It could be several years before global tourism recovers from the air attacks on the US, but the longer-term outlook remains upbeat, the head of the World Tourism Organisation (WTO) has said.
"It's very difficult to make an assessment, since it's the first time there has been an incident of such huge dimensions," Francesco Frangialli, secretary general of the 139-member intergovernmental organisation, said in an interview.
Long-term projections for international tourism, however, were unchanged.
"We shall come back on track in one to two years," he said.
Frangialli was in Seoul to attend a biannual general assembly.
The US military is in the midst of its biggest mobilisation since the 1991 Gulf War in response to the attacks, which left nearly 7,000 dead or missing.
Airlines worldwide have reported sharp declines in ticket sales, which have led to job cuts and service curtailments.
Frangialli said his organisation maintains its projection for international tourist arrivals to top one billion by 2010 and over 1.5 billion trips abroad by 2020.
"We're on a trend of rapid growth," he said.
The WTO said during the first eight months of 2001, global tourism was on track for an increase of 2.5 to 3.0 per cent.
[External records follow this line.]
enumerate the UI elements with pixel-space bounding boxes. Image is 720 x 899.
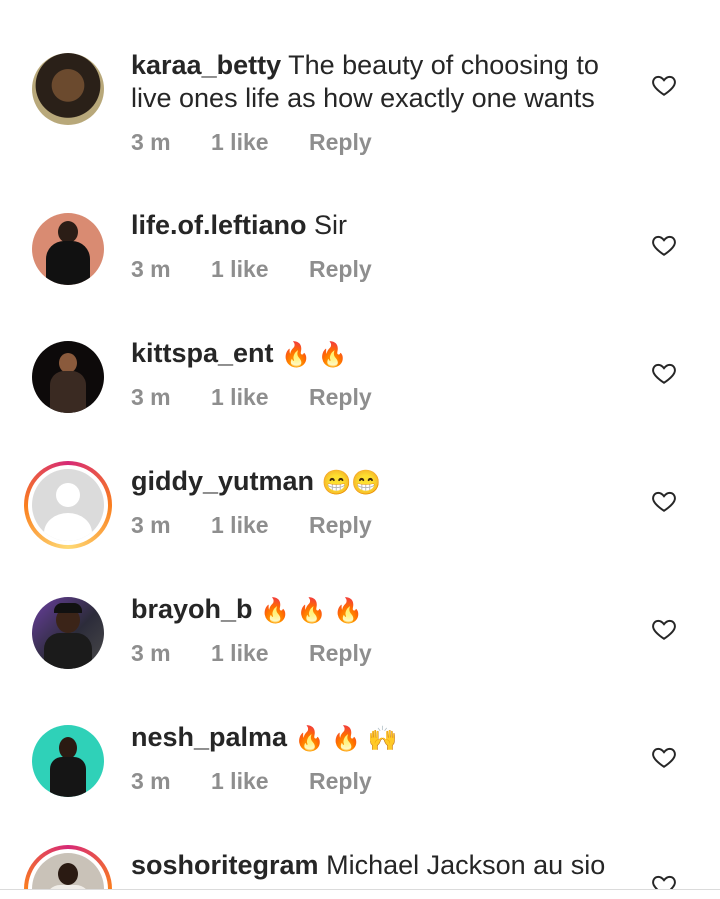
avatar	[32, 853, 104, 889]
heart-outline-icon[interactable]	[651, 872, 677, 889]
comment-username[interactable]: soshoritegram	[131, 850, 319, 880]
divider	[0, 889, 720, 890]
comment-text: Michael Jackson au sio	[326, 850, 606, 880]
comment-item: soshoritegram Michael Jackson au sio	[0, 0, 720, 889]
story-ring[interactable]	[24, 845, 112, 889]
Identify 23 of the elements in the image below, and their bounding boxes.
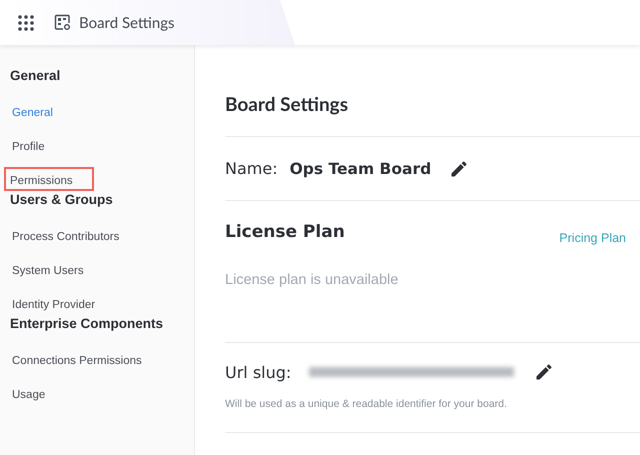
field-label: Url slug: <box>225 362 292 382</box>
sidebar-item[interactable]: Identity Provider <box>4 291 104 315</box>
section-heading: Users & Groups <box>10 191 114 209</box>
field-label: Name: <box>225 159 278 178</box>
sidebar-item[interactable]: System Users <box>4 257 92 281</box>
helper-text: Will be used as a unique & readable identifier for your board. <box>225 398 507 410</box>
section-heading: License Plan <box>225 222 345 242</box>
section-heading: General <box>10 67 62 85</box>
edit-icon[interactable] <box>534 362 554 382</box>
status-message: License plan is unavailable <box>225 272 398 288</box>
page-title: Board Settings <box>225 92 350 118</box>
board-name: Ops Team Board <box>290 160 432 178</box>
sidebar-item[interactable]: Process Contributors <box>4 223 128 247</box>
sidebar-item[interactable]: Permissions <box>4 167 94 191</box>
sidebar-item[interactable]: Connections Permissions <box>4 347 150 371</box>
section-heading: Enterprise Components <box>10 315 164 333</box>
edit-icon[interactable] <box>449 158 470 178</box>
sidebar-item[interactable]: General <box>4 99 61 123</box>
app-title: Board Settings <box>79 14 175 32</box>
sidebar-item[interactable]: Profile <box>4 133 53 157</box>
apps-grid-icon[interactable] <box>18 14 34 30</box>
board-settings-icon <box>54 14 71 31</box>
sidebar-item[interactable]: Usage <box>4 381 54 405</box>
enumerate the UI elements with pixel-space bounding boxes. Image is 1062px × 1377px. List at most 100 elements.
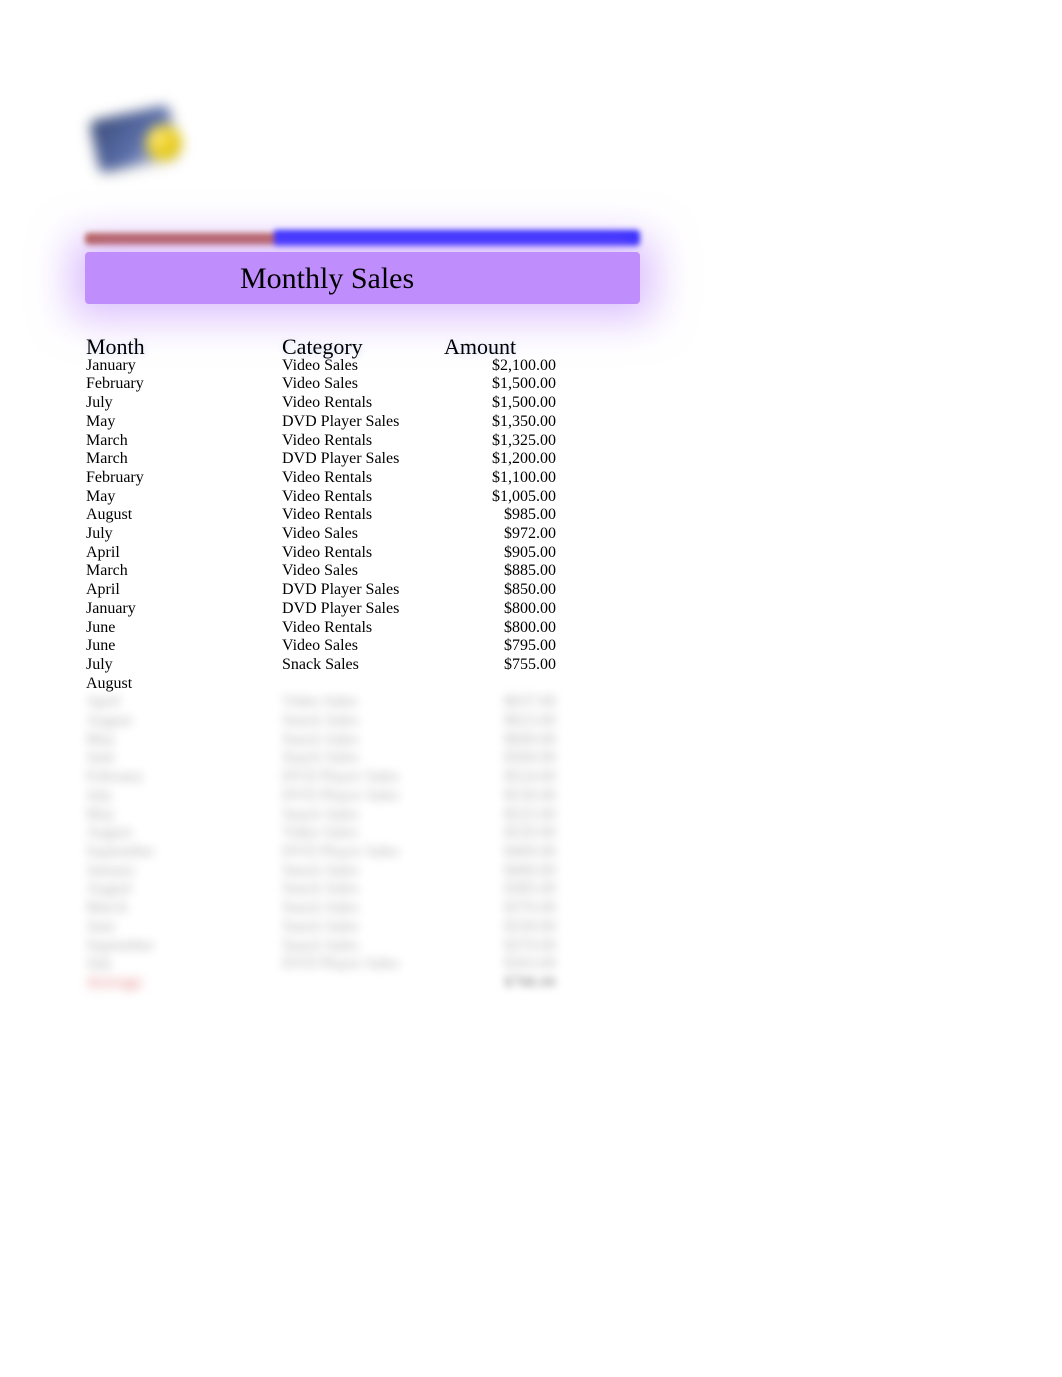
cell-amount: $2,100.00 — [444, 357, 556, 376]
table-row: MarchVideo Rentals$1,325.00 — [86, 432, 556, 451]
table-row: SeptemberDVD Player Sales$400.00 — [86, 843, 556, 862]
table-row: JuneVideo Sales$795.00 — [86, 637, 556, 656]
cell-category: Snack Sales — [282, 806, 444, 825]
cell-month: January — [86, 600, 282, 619]
cell-amount: $560.00 — [444, 749, 556, 768]
cell-month: June — [86, 619, 282, 638]
table-row: AprilDVD Player Sales$850.00 — [86, 581, 556, 600]
sales-table: Month Category Amount JanuaryVideo Sales… — [86, 338, 556, 993]
table-row: JuneSnack Sales$330.00 — [86, 918, 556, 937]
cell-amount: $637.00 — [444, 693, 556, 712]
cell-month: April — [86, 544, 282, 563]
cell-category: Video Sales — [282, 375, 444, 394]
cell-amount: $263.00 — [444, 955, 556, 974]
cell-month: March — [86, 899, 282, 918]
cell-category: Snack Sales — [282, 656, 444, 675]
cell-category: Video Rentals — [282, 488, 444, 507]
cell-category: Snack Sales — [282, 899, 444, 918]
cell-category: Video Rentals — [282, 544, 444, 563]
table-row: JulyDVD Player Sales$263.00 — [86, 955, 556, 974]
table-row: August — [86, 675, 556, 694]
cell-category: DVD Player Sales — [282, 768, 444, 787]
table-row: FebruaryVideo Rentals$1,100.00 — [86, 469, 556, 488]
cell-category: Snack Sales — [282, 712, 444, 731]
table-row: MarchDVD Player Sales$1,200.00 — [86, 450, 556, 469]
cell-category: Video Sales — [282, 562, 444, 581]
cell-amount: $400.00 — [444, 862, 556, 881]
summary-label: Average — [86, 974, 282, 993]
table-row: JulyVideo Rentals$1,500.00 — [86, 394, 556, 413]
cell-month: July — [86, 955, 282, 974]
cell-month: September — [86, 843, 282, 862]
table-row: AugustSnack Sales$385.00 — [86, 880, 556, 899]
table-row: JulyDVD Player Sales$530.00 — [86, 787, 556, 806]
cell-month: July — [86, 394, 282, 413]
cell-amount — [444, 675, 556, 694]
cell-category: Video Sales — [282, 525, 444, 544]
cell-month: March — [86, 562, 282, 581]
cell-month: March — [86, 450, 282, 469]
cell-amount: $524.00 — [444, 768, 556, 787]
table-row: JanuarySnack Sales$400.00 — [86, 862, 556, 881]
table-row: AugustSnack Sales$623.00 — [86, 712, 556, 731]
cell-category: Snack Sales — [282, 880, 444, 899]
cell-category: Snack Sales — [282, 862, 444, 881]
cell-month: August — [86, 506, 282, 525]
cell-category: Video Rentals — [282, 469, 444, 488]
cell-category: DVD Player Sales — [282, 581, 444, 600]
cell-amount: $795.00 — [444, 637, 556, 656]
cell-category: Snack Sales — [282, 749, 444, 768]
cell-amount: $385.00 — [444, 880, 556, 899]
table-row: MayVideo Rentals$1,005.00 — [86, 488, 556, 507]
cell-month: February — [86, 469, 282, 488]
cell-amount: $623.00 — [444, 712, 556, 731]
cell-amount: $800.00 — [444, 619, 556, 638]
cell-month: February — [86, 768, 282, 787]
table-row: AugustVideo Sales$520.00 — [86, 824, 556, 843]
cell-month: March — [86, 432, 282, 451]
cell-amount: $985.00 — [444, 506, 556, 525]
cell-amount: $525.00 — [444, 806, 556, 825]
cell-category: Video Rentals — [282, 394, 444, 413]
cell-category: DVD Player Sales — [282, 955, 444, 974]
cell-amount: $1,500.00 — [444, 375, 556, 394]
cell-category: Video Sales — [282, 824, 444, 843]
cell-month: August — [86, 712, 282, 731]
table-row: AprilVideo Rentals$905.00 — [86, 544, 556, 563]
table-row: AugustVideo Rentals$985.00 — [86, 506, 556, 525]
table-row: MarchVideo Sales$885.00 — [86, 562, 556, 581]
cell-month: January — [86, 357, 282, 376]
table-row: JuneVideo Rentals$800.00 — [86, 619, 556, 638]
cell-month: June — [86, 918, 282, 937]
divider-bar — [85, 230, 640, 246]
table-row: JanuaryDVD Player Sales$800.00 — [86, 600, 556, 619]
cell-amount: $800.00 — [444, 600, 556, 619]
cell-category: Video Sales — [282, 357, 444, 376]
cell-category: DVD Player Sales — [282, 600, 444, 619]
cell-amount: $1,350.00 — [444, 413, 556, 432]
cell-month: September — [86, 937, 282, 956]
cell-amount: $755.00 — [444, 656, 556, 675]
cell-month: August — [86, 880, 282, 899]
table-row: JuneSnack Sales$560.00 — [86, 749, 556, 768]
cell-amount: $520.00 — [444, 824, 556, 843]
cell-month: April — [86, 693, 282, 712]
cell-amount: $530.00 — [444, 787, 556, 806]
cell-month: May — [86, 731, 282, 750]
cell-category: Video Rentals — [282, 619, 444, 638]
cell-category: Snack Sales — [282, 937, 444, 956]
cell-amount: $370.00 — [444, 937, 556, 956]
cell-amount: $1,500.00 — [444, 394, 556, 413]
cell-amount: $850.00 — [444, 581, 556, 600]
cell-category: DVD Player Sales — [282, 450, 444, 469]
cell-amount: $1,100.00 — [444, 469, 556, 488]
cell-month: February — [86, 375, 282, 394]
cell-amount: $376.00 — [444, 899, 556, 918]
table-row: MaySnack Sales$600.00 — [86, 731, 556, 750]
cell-month: August — [86, 675, 282, 694]
summary-amount: $788.00 — [444, 974, 556, 993]
table-row: SeptemberSnack Sales$370.00 — [86, 937, 556, 956]
cell-category: Video Rentals — [282, 506, 444, 525]
cell-category: Video Sales — [282, 693, 444, 712]
cell-category: Snack Sales — [282, 918, 444, 937]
Barring widespread new developments, it predicted growth this year should come in at between 1.5 to 2.0 per cent.
Last year, the industry grew by 7.4 per cent and generated $476 billion, excluding airfares.
Frangialli predicted the global tourism industry will display its characteristic flexibility in coming months.
"Most travellers will shift to another part of the world. They may postpone their travels for a few weeks, but they will travel in greater numbers the following year," he said.